A, Comparison of BOLD and MION MR signals. Percent signal change in left and right MT/V5 (monkey M1) with respect to the no-stimulus (gray) condition for the three stimulus conditions: no stimulus, stationary, and moving random dots. Average of multiple time series with different order of conditions. Vertical lines indicate the standard error of the mean. Notice reversal of the MR signal sign in MION. B, SPMs of the two hemispheres of M3 on the coronal section trough caudal superior temporal sulcus (STS) for the comparison of moving versus stationary dots. Voxel size 2 × 2 × 2 mm. Lateral arrows, MT/V5; medial arrows, floor of STS: MSTv. (From Vanduffel et al., 2001.) (See color plate 66.)

One should note that the definition of hMT/V5+ in humans reflects a difference in the activity level of the hMT/V5+ population for the two types of stimuli. This is very different from the criterion used in single-cell studies, where regions are considered to be motion selective when they have large proportions of direction-selective cells. Even in monkey fMRI, which shows that the statistical definition of a motion-sensitive region indeed applies to MT/V5, this definition does not reflect the direction selectivity of the underlying neuronal population. In fact, it probably reflects the speed tuning of the population.

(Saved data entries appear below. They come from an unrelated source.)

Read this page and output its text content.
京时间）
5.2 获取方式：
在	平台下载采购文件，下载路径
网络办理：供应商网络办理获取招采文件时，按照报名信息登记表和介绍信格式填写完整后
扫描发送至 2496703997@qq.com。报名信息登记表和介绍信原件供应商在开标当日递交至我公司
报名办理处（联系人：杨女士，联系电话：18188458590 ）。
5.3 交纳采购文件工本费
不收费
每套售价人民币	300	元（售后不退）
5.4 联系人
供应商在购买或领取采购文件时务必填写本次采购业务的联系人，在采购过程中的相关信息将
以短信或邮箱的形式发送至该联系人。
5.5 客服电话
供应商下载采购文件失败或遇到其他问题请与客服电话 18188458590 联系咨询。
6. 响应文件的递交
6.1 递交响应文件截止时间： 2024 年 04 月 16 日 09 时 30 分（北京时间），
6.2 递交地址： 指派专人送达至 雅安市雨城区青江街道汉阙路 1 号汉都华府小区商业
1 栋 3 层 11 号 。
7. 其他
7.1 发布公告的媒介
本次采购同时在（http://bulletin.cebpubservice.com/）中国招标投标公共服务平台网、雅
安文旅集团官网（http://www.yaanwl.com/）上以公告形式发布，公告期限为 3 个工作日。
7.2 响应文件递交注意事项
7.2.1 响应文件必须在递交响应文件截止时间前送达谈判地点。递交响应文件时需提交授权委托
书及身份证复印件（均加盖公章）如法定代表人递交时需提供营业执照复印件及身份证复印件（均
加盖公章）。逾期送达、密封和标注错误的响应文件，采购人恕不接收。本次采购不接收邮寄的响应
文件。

Because of the small eye movements that occur during fixation, even a stationary stimulus produces extremely slow speeds on the retina (on the order of 0.1 to 0.2 deg/sec) (Stavenski et al., 1975), and most MT/V5 neurons are much less sensitive to these slow speeds than to the 4 to 6 deg/sec speed used in the motion condition of the fMRI studies (Cheng et al., 1994; Churchland and Lisberger, 2001; Lagae et al., 1993; Mikami et al., 1986). This view has received support from the study of Chawla et al. (1999a), who reported that motion MR responses over hMT/V5+ and hV3A displayed an inverted U shape when speed was manipulated in the 1 to 32 deg/sec range. Single-cell studies (Lagae et al., 1993; Orban et al., 1986) have suggested that speed tuning and direction selectivity tend to co-occur in neuronal populations. This may explain why Vanduffel et al. (2001) did observe a correlation, albeit a weak one, between motion sensitivity in the fMRI and the proportion of direction-selective neurons in the single-cell studies. Attempts have been made to use motion opponency as a direct indication of direction selectivity (Heeger et al., 1999), but this reflects the mutual inhibition between neurons tuned to opposite directions rather than direction selectivity as such. An alternative is to use unidirectional adaptation, as done by Tolias et al. (2001) in the anesthetized monkey. Because the reversal of direction after adaptation was not compared directly and statistically to the control event (phase shift in the same direction), this study remained inconclusive. Furthermore, Pack et al. (2001) have recently shown that responses of MT/V5 neurons to moving plaids are dependent on anesthesia.